Mentre ascoltava l'intervento di Powell al Forum economico mondiale, Irene Khan ha voluto esprimere la preoccupazione di molti gruppi della società civile per la situazione umanitaria in Iraq, estremamente fragile dopo un decennio di sanzioni e di gravi violazioni dei diritti umani compiute dal regime iracheno.

"L'azione militare potrebbe facilmente precipitare in un enorme disastro. Come nel 1991, potremmo trovarci ancora di fronte a un milione di rifugiati e a un incubo umanitario, qualora Iran e Turchia confermassero l'annunciata intenzione di chiudere i confini" ha aggiunto Irene Khan.

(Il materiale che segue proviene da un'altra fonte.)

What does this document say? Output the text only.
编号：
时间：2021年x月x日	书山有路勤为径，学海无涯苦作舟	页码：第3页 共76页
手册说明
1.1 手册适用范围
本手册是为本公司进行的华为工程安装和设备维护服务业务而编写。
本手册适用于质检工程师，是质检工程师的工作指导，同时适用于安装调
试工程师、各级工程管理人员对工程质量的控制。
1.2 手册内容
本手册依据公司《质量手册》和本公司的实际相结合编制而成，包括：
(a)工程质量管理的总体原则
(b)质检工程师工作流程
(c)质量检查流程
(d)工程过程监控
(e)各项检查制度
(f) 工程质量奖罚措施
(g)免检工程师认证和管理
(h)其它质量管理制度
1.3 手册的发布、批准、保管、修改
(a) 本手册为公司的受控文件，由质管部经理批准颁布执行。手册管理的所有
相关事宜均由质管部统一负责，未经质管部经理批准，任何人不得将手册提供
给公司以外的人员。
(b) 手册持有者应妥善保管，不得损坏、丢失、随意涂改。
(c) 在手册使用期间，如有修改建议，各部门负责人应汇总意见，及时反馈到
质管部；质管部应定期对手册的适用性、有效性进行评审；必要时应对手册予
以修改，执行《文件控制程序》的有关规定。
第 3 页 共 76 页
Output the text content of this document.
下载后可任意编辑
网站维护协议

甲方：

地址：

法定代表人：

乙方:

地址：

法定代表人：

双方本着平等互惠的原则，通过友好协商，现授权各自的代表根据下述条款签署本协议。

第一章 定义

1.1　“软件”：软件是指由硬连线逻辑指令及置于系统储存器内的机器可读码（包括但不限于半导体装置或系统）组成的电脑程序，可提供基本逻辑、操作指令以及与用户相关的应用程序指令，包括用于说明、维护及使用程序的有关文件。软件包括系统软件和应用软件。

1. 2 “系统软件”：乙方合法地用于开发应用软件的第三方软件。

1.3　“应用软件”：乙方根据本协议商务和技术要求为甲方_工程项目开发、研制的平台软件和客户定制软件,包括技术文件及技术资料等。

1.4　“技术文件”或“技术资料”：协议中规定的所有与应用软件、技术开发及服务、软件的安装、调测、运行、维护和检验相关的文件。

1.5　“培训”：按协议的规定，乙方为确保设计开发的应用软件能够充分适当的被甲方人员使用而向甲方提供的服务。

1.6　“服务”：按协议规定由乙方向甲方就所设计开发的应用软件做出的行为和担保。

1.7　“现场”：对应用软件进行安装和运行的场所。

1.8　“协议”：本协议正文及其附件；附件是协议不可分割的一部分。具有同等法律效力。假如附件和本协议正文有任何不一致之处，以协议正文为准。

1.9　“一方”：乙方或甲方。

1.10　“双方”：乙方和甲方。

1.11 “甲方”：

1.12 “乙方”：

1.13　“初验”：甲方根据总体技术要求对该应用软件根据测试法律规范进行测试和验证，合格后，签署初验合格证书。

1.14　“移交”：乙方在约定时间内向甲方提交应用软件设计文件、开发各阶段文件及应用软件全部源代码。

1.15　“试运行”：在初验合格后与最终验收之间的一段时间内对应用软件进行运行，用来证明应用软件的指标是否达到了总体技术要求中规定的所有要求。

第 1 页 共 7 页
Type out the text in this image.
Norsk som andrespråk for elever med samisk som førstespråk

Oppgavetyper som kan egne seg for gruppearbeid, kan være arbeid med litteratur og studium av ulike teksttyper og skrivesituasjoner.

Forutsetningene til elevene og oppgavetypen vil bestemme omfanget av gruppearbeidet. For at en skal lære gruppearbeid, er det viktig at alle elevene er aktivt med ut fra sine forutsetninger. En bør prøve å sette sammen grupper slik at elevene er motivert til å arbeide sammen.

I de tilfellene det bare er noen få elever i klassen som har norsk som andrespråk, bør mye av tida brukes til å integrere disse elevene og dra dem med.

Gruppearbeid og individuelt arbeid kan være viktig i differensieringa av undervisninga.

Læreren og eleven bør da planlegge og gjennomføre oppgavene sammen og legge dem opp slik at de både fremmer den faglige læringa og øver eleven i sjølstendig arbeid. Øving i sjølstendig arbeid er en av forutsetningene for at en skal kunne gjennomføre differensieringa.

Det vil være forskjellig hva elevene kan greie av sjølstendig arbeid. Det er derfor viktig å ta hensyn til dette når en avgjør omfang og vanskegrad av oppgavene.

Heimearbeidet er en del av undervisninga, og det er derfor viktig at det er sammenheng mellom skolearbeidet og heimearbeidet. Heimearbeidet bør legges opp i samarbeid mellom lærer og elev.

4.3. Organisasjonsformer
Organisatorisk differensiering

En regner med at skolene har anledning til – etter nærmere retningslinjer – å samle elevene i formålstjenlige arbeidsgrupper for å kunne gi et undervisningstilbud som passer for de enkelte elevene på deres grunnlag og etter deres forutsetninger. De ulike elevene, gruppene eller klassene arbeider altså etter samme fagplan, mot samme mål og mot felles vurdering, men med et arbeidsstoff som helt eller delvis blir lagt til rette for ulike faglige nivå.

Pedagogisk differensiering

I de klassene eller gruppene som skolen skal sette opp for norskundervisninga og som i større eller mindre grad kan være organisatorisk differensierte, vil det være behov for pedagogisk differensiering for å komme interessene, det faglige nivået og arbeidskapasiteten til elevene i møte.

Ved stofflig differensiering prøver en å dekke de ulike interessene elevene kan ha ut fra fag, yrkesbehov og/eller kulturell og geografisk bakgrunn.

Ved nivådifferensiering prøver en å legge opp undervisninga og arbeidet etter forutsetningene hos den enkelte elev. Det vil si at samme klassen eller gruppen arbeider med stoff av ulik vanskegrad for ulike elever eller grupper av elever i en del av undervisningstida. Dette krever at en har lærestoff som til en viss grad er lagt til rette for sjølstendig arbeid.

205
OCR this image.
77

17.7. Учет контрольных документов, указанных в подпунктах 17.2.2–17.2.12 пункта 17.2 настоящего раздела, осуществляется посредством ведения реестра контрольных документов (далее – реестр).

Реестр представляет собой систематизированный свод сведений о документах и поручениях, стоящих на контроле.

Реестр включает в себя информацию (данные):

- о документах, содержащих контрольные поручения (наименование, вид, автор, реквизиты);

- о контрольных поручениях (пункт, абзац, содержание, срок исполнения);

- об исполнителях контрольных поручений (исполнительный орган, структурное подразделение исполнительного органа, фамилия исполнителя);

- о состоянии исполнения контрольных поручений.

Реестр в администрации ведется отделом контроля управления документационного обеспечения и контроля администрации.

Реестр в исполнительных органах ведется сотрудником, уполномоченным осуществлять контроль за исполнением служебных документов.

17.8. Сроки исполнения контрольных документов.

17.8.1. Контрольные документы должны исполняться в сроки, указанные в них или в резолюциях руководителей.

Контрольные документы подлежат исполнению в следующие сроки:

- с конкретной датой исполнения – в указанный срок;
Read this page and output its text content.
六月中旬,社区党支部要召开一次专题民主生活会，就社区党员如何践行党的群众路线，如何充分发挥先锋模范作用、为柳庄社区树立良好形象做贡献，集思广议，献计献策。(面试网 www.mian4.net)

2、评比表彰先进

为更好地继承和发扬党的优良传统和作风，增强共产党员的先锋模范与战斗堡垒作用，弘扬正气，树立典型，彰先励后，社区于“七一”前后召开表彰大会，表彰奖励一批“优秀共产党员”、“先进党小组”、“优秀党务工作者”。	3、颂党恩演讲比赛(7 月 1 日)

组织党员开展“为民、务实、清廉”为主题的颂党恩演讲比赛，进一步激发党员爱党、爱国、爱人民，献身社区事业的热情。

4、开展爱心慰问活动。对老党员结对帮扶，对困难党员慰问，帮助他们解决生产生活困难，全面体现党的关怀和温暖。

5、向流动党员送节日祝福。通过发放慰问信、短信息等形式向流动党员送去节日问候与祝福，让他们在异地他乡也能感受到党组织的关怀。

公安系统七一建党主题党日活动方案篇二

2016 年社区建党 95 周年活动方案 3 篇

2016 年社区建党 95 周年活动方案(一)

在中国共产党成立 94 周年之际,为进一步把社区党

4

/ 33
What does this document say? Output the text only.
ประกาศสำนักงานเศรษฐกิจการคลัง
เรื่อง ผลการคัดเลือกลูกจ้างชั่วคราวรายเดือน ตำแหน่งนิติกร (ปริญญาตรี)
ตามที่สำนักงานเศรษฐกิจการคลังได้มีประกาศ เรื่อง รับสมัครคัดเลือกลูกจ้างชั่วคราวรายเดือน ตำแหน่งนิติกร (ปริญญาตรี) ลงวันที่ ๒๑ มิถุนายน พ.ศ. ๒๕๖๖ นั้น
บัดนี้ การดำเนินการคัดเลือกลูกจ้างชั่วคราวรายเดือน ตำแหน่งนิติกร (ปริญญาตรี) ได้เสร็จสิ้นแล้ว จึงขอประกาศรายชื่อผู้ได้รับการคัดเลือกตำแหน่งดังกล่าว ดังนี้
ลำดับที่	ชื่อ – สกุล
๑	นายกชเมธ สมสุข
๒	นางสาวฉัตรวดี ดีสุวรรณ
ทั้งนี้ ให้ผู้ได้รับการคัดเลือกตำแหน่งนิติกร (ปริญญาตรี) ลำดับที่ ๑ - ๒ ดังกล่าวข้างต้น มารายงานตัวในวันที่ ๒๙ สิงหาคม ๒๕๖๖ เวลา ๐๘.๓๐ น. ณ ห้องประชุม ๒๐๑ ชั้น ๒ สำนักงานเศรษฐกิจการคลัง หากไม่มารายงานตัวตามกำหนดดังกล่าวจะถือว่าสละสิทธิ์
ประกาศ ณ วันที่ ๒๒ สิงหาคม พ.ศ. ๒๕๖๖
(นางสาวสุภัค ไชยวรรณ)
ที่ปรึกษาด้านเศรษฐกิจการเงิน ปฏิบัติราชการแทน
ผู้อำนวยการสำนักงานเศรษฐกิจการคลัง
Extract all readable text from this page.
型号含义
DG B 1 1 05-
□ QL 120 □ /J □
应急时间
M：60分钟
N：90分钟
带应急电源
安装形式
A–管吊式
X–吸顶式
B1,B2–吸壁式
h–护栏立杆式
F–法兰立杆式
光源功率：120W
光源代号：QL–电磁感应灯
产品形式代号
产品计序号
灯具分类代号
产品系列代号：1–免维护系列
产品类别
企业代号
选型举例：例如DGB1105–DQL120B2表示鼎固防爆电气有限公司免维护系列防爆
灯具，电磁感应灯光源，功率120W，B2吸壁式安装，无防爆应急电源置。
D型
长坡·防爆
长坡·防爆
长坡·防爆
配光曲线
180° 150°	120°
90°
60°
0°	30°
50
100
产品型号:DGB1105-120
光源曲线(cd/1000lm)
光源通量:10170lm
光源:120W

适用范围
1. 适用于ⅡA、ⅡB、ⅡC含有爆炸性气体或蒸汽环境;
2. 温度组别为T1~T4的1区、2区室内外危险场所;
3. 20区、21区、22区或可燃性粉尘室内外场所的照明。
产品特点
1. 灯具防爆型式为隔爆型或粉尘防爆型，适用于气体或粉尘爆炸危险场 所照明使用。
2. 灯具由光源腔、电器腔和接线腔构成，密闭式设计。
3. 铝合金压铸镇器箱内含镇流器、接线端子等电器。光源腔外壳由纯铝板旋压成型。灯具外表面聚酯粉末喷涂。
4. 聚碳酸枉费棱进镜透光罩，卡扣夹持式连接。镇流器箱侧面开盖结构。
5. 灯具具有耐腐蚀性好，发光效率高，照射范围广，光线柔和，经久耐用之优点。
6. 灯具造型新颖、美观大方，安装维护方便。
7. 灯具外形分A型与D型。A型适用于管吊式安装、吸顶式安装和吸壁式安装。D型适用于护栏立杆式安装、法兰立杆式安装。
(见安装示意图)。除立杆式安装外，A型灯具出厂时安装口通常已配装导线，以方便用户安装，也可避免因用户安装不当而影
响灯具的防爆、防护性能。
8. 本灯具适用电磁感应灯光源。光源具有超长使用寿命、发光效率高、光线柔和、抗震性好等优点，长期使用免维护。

La segretaria generale di Amnesty International ha anche messo in guardia circa il rischio di rappresaglie all'interno dell'Iraq: "Conoscendo il modo in cui Saddam tratta il suo popolo quando è messo in difficoltà, l'eventualità di un bagno di sangue sarebbe assai probabile. Questa non è solo una congettura: è ciò che è accaduto in passato e potrebbe accadere ancora".

L'effetto dell'azione militare nei confronti dell'Iraq non sarebbe limitato a questo paese: Irene Khan ha paventato un "effetto onda ovunque: peggioramento del conflitto in Medio Oriente, proteste e violenze in altri paesi musulmani, la vita di molte persone a rischio".

Amnesty International crede che sacrificare i diritti umani delle persone in nome di considerazioni geopolitiche è inaccettabile.